Pavel Zborovskiy, 57, of Brooklyn, N.Y., pleaded guilty today to conspiracy to pay and receive illegal health care kickbacks in connection with a $13 million health care fraud and money laundering scheme.
Acting Assistant Attorney General Mythili Raman of the Justice Department’s Criminal Division, U.S. Attorney Loretta E. Lynch of the Eastern District of New York, Assistant Director in Charge George Venizelos of the FBI’s New York Field Office, and Special Agent in Charge Thomas O’Donnell of the U.S. Department of Health and Human Services’ Office of Inspector General (HHS-OIG) made the announcement.
Zborovskiy pleaded guilty before U.S. District Judge Nina Gershon of the Eastern District of New York and is the sixth defendant to plead guilty in connection with the scheme.
At sentencing on May 28, 2014, Zborovskiy faces a maximum penalty of five years in prison and a fine of more than $2.5 million.
According to court documents, from 2010 to 2012, Zborovskiy, working through an ambulette company, recruited patients to attend a Brooklyn clinic called Cropsey Medical Care PLLC.
An ambulette is a vehicle that is licensed by New York State’s Medicaid program to transport beneficiaries to and from medical facilities when such transportation is medically necessary.
Zborovskiy’s ambulette company transported the patients he had recruited to and from Cropsey Medical, and billed Medicaid for such transportation.
Once Zborovskiy’s beneficiaries were transported to Cropsey Medical, Zborovskiy and others paid such beneficiaries cash kickbacks to induce them to continue to attend the clinic and to receive medically unnecessary physical therapy, diagnostic testing and other services.
Such purported medical services were then billed by Cropsey Medical to Medicare and Medicaid.
According to court documents, from approximately November 2009 to October 2012, Cropsey Medical submitted more than $13 million in claims to Medicare and Medicaid, seeking reimbursement for a wide variety of fraudulent medical services and procedures, including physician office visits, physical therapy and diagnostic tests.

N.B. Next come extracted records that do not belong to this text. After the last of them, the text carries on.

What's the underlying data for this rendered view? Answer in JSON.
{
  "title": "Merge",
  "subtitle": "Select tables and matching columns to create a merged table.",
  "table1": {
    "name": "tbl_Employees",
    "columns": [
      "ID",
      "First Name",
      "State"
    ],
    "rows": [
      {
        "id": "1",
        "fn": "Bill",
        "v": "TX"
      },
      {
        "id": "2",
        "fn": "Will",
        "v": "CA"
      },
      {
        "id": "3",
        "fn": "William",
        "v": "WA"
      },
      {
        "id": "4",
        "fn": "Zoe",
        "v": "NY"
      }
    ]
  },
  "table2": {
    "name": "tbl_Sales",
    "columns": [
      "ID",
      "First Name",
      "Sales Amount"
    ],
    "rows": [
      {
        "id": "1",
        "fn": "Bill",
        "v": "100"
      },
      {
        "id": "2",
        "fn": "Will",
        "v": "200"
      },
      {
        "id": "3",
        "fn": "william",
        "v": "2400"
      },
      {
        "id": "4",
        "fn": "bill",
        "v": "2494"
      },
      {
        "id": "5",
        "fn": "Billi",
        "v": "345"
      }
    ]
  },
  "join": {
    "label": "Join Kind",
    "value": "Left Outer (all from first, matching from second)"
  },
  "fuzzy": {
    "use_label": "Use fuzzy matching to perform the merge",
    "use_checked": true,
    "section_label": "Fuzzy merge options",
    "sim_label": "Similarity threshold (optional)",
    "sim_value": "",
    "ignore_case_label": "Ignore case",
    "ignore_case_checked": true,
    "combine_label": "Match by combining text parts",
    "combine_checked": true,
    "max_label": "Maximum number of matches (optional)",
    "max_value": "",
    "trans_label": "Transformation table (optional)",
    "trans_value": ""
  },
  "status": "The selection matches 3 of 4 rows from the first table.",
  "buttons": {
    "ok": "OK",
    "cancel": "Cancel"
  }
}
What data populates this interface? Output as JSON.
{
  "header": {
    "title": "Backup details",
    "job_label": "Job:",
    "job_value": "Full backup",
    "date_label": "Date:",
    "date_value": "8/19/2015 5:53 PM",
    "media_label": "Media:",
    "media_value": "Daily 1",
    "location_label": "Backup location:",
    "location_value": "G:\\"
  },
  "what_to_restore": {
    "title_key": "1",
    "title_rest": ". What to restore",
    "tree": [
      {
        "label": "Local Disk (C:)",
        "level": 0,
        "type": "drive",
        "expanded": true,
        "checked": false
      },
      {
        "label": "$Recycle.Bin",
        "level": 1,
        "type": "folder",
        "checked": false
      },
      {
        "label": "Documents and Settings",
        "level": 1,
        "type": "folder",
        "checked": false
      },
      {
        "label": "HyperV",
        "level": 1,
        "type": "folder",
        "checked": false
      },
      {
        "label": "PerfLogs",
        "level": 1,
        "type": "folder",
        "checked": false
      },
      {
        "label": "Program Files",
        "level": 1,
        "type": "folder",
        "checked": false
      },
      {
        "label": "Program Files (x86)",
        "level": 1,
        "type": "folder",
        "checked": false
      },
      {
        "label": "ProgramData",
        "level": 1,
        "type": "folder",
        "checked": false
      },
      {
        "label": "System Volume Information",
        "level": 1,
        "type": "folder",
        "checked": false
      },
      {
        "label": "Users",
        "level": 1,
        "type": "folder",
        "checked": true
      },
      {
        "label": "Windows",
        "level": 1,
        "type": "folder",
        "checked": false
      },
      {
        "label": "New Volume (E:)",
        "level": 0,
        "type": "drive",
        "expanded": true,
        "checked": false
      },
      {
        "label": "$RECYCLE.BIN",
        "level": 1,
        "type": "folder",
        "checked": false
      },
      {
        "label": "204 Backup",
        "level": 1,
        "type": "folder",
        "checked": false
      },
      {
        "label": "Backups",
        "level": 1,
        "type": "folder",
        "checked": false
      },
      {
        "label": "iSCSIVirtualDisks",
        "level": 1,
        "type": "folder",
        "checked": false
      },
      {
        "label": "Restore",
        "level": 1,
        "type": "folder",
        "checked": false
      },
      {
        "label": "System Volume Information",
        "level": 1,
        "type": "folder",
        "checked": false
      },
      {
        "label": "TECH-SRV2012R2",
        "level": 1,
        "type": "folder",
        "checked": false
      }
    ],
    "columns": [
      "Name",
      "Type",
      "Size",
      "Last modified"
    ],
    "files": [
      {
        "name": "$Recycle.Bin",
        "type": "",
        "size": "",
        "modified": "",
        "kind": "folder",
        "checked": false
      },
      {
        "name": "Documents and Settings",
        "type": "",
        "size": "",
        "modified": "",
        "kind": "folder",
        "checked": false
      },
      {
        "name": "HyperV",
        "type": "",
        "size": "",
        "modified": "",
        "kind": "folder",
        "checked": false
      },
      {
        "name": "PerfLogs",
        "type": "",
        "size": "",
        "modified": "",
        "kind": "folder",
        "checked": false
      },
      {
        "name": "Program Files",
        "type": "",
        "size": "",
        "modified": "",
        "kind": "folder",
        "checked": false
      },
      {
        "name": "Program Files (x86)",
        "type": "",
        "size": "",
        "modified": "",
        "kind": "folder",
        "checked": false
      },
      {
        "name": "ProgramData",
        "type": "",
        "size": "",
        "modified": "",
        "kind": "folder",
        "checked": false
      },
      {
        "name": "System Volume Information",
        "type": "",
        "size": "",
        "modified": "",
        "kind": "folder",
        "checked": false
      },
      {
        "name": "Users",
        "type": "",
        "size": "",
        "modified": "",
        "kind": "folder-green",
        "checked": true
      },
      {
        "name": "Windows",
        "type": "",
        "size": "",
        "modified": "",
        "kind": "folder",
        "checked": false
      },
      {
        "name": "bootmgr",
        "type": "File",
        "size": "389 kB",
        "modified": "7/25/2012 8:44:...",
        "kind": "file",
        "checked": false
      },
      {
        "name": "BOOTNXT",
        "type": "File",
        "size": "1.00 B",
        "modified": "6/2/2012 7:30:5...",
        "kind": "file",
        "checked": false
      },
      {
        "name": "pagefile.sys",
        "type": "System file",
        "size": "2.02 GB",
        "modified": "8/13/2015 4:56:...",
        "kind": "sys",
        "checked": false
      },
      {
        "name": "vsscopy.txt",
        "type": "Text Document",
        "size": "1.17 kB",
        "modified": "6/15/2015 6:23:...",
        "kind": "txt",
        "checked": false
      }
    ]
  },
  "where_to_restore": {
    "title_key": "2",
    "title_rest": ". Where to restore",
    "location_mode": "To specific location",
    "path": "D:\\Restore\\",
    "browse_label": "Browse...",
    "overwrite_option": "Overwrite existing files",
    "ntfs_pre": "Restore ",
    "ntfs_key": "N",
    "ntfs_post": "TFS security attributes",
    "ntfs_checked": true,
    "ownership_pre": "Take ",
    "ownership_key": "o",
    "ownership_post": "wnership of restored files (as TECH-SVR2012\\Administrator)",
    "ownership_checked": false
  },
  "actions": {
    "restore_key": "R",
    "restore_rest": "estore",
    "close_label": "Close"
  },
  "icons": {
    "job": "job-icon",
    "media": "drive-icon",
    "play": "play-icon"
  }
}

The case was investigated by the FBI and HHS-OIG and brought as part of the Medicare Fraud Strike Force, under the supervision of the Criminal Division’s Fraud Section and U.S. Attorney’s Office for the Eastern District of New York.
The case is being prosecuted by Trial Attorney Sarah M. Hall of the Criminal Division’s Fraud Section and Assistant U.S. Attorney Shannon Jones of the Eastern District of New York.
Since its inception in March 2007, the Medicare Fraud Strike Force, now operating in nine cities across the country, has charged more than 1,700 defendants who have collectively billed the Medicare program for more than $5.5 billion.
In addition, HHS’s Centers for Medicare and Medicaid Services, working in conjunction with HHS-OIG, are taking steps to increase accountability and decrease the presence of fraudulent providers.